Pierre-Henri Beugras

Si le christianisme a mis en valeur la notion de personne, la modernité et la post-modernité semblent avoir promu le corps : « je suis mon corps », « mon corps est à moi » etc… Mais cette exaltation est paradoxale ; on n’a jamais autant parlé du corps, sans pour autant chercher à le comprendre et à lui rendre justice.

Ainsi le corps est « quelque chose » que je possède, un objet de satisfaction, de plaisir, d’attention continue. « Je » peux l’améliorer, le transformer, le maintenir jeune et performant, en faire un support de communication. Caricaturalement, on peut imaginer une société humaine constituée de corps jeunes (accomplis), beaux et sains.

Il n’est pas facile de mesurer les conséquences que peut recéler cette tendance.

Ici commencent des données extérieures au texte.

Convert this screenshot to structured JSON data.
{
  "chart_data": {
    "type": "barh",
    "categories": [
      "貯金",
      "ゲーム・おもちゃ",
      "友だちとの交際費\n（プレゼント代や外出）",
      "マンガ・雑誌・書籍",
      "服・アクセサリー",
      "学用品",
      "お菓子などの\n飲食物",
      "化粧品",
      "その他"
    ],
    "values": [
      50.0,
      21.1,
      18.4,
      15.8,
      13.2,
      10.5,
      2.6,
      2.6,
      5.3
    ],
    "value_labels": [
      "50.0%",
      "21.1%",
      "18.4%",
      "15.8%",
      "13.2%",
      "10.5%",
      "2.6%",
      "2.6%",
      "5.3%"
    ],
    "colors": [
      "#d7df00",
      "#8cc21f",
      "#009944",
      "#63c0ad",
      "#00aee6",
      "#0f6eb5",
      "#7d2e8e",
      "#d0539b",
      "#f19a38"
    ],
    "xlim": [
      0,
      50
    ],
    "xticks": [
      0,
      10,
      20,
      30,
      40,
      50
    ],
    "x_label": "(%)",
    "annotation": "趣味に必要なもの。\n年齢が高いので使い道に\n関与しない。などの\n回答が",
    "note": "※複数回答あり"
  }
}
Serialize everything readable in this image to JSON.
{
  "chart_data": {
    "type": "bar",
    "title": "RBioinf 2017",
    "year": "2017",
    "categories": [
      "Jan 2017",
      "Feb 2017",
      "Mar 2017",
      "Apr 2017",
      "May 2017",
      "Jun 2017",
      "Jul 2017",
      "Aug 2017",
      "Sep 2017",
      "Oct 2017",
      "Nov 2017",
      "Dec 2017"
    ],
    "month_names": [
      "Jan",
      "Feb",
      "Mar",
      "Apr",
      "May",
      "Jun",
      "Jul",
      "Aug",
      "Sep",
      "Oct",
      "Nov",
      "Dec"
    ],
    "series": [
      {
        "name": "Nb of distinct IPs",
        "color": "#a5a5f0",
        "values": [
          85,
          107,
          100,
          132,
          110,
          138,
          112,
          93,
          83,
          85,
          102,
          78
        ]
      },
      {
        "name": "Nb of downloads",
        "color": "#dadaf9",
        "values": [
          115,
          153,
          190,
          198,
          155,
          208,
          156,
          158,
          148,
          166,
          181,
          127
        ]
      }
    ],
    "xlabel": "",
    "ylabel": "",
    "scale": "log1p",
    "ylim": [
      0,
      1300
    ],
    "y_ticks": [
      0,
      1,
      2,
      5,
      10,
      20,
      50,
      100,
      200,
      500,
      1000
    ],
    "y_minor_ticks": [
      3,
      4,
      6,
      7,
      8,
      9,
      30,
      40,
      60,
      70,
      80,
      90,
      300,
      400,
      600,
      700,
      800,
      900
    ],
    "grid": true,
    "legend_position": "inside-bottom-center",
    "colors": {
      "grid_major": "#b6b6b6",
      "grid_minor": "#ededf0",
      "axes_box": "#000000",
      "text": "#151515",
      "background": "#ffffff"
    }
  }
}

Pourtant elles sont déjà fortement présentes : dans le domaine de la santé, la recherche de l’esthétique corporelle est aussi importante que la lutte contre les maladies.

En ce qui concerne la conception de la vie, la pression sociale vise à ne mettre au monde que « des corps sains ». Tout se passe comme si l’homme pouvait construire lui-même son « corps glorieux ». Or le corps glorieux promis par la Résurrection du Christ est celui d’une personne délivrée du mal, de la souffrance et de la mort par la victoire de la Croix sur le péché. C’est sur cette source libératrice qu’est fondée la conception et l’éducation chrétienne du corps.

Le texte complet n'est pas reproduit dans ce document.